Sur la requête n° 24TL01953 :
11. Compte tenu du fait qu'il est statué, par le présent arrêt, sur le bien-fondé des conclusions de la société France Neige tendant à l'annulation du jugement n° 2204286 du 25 avril 2024 du tribunal administratif de Montpellier, il n'y a plus lieu, pour la cour, de statuer sur les conclusions de la requête, enregistrée sous le n° 24TL01953, tendant à ce qu'il soit sursis à l'exécution du jugement attaqué.
Sur les frais liés au litige :
12. Il n'y a pas lieu, dans les circonstances de l'espèce, de mettre à la charge de la société France Neige la somme que demande la commune du Barcarès au titre de l'article L. 761-1 du code de justice administrative. De plus, les dispositions de cet article font obstacle à ce qu'il soit fait droit aux conclusions de même nature présentées par la société France Neige et d'ailleurs mal dirigées contre l'Etat.
DÉCIDE :
Article 1er : La requête n° 24TL01358 de la société France Neige est rejetée.
Article 2 : Il n'y a pas lieu de statuer sur les conclusions, présentées dans la requête n° 24TL01953, tendant au sursis à exécution du jugement du tribunal administratif de Montpellier du 25 avril 2024.
Article 3 : Les conclusions de la commune du Barcarès et de la société France Neige présentées dans la requête n° 24TL01953, relatives à l'application de l'article L. 761-1 du code de justice administrative, sont rejetées.

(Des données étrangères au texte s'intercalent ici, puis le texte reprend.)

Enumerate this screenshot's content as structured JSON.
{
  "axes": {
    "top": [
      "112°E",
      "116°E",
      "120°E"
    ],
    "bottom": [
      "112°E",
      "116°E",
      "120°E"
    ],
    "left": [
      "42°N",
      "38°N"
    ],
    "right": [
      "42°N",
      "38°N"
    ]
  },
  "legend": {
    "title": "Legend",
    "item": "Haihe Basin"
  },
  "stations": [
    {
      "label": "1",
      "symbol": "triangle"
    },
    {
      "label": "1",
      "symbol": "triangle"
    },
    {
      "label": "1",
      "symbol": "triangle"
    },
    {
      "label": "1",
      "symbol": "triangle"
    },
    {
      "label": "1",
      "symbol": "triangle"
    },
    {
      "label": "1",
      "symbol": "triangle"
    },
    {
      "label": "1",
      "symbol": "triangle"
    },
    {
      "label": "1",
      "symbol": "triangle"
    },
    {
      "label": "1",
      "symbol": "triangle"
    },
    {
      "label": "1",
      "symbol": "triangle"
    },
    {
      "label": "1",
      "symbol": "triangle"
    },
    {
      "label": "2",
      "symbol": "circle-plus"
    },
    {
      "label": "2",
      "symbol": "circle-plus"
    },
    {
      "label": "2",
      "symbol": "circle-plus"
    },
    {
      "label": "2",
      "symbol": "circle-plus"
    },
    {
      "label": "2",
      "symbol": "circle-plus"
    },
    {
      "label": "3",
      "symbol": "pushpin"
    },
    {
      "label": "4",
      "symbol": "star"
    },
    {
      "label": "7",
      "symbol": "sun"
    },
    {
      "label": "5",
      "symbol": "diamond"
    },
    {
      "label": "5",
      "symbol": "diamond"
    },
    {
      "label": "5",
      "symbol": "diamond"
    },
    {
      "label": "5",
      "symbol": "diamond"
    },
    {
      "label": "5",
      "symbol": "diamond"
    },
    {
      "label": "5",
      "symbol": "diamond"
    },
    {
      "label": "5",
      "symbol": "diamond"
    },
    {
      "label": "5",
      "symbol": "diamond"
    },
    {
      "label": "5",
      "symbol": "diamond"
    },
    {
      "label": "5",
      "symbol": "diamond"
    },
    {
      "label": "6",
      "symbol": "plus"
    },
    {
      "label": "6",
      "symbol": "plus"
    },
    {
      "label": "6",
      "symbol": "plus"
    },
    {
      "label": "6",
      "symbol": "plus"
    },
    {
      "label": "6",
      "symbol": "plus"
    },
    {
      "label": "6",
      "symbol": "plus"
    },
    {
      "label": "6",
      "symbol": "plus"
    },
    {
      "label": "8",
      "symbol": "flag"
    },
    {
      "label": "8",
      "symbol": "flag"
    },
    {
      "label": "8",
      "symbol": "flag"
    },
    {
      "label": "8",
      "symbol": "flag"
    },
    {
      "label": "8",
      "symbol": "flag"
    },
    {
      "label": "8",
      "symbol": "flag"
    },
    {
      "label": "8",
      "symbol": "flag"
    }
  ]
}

Article 4 : Le présent arrêt sera notifié à la société France Neige et à la commune du Barcarès.
Copie en sera adressée au préfet des Pyrénées-Orientales.
Délibéré après l'audience du 3 décembre 2024 à laquelle siégeaient :
M. Faïck, président,
M. Bentolila, président-assesseur,
Mme Beltrami, première conseillère.
Rendu public par mise à disposition au greffe le 17 décembre 2024.
Le rapporteur,
P. Bentolila
La greffière,
C. Lanoux
Le président,
F. Faïck
La greffière
Cynthia La
La République mande et ordonne au préfet des Pyrénées-Orientales, en ce qui le concerne ou à tous commissaires de justice à ce requis en ce qui concerne les voies de droit commun contre les parties privées, de pourvoir à l'exécution de la présente décision.